James E. Tillman, Sr., State Conservationist for the USDA-Natural Resources Conservation Service (NRCS) in Georgia has announced that the NRCShas established a cut-off date for applications seeking financial assistance through the USDA Wetlands Reserve Program (WRP).

Although participants can apply at any time, in order to be considered for WRP funding during fiscal year 2012, applications must be received by Oct. 28, 2011.

Applications received after Oct. 28, 2011 will be deferred to the next funding cycle. Applications received in NRCS offices will be evaluated and ranked according to levels of environmental benefits pending available funds.

Participants in WRP voluntarily limit future use of their land, but retain private ownership.

Landowners benefit by receiving financial and technical assistance in return for protecting wetlands, reducing problems associated with farming potentially wet and difficult areas, and developing wildlife and recreational opportunities on their land.

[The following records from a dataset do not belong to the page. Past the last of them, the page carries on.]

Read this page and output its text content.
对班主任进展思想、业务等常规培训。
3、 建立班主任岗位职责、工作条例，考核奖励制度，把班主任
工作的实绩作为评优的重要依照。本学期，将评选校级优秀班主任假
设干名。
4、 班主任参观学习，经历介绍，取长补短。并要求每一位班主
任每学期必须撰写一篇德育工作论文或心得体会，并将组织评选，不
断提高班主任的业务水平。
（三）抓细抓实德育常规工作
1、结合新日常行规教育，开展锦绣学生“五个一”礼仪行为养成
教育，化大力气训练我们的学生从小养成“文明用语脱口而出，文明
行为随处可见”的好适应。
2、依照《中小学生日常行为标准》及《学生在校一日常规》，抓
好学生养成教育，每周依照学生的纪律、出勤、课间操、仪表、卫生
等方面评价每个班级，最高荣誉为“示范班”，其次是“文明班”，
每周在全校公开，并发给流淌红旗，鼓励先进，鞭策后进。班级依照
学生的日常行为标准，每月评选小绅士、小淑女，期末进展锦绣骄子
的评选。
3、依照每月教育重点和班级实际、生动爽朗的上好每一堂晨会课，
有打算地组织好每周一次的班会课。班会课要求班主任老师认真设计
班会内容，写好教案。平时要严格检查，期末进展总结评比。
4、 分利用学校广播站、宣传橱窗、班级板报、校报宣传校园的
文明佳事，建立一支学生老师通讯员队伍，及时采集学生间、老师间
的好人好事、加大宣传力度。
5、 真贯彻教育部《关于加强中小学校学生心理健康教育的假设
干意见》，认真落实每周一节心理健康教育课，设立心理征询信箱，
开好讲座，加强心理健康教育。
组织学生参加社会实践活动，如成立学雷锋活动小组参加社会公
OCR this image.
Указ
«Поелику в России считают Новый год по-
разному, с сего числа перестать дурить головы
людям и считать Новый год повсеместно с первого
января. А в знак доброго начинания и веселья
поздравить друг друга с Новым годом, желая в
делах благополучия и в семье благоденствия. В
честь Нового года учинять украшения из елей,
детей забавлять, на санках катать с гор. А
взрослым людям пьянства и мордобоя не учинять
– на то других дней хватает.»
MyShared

Wetlands benefit the Nation by providing fish and wildlife habitat; improving water quality by filtering sediments and chemicals; reducing flooding; recharging groundwater; protecting biological diversity; as well as providing opportunities for educational, scientific, and recreational activities.

The program offers three enrollment options:

• Permanent Easements — a conservation easement in perpetuity. USDA pays 100 percent of the easement value and 100 percent of the restoration costs.*

• 30-Year Easement — an easement that expires after 30 years. USDA pays up to 75 percent of the easement value and up to 75 percent of the restoration costs.*

• Restoration Cost-Share Agreement — an agreement to restore or enhance the wetland functions and values without placing an easement on the enrolled acres. USDA pays up to 75 percent of the restoration costs.

* USDA pays costs associated with recording the easement, including legal services, recording of easement, and boundary surveys,

No easement shall be created on land that has changed ownership during the preceding 7 years.

Eligible acres are limited to private and Tribal lands. Easement values are based upon a Geographic Area Rate Cap (GARC) which is valued each year by an independent contractor who performs a market analysis to estimate values of lands that typically enroll in WRP.

NRCS publishes the GARC rates after approval.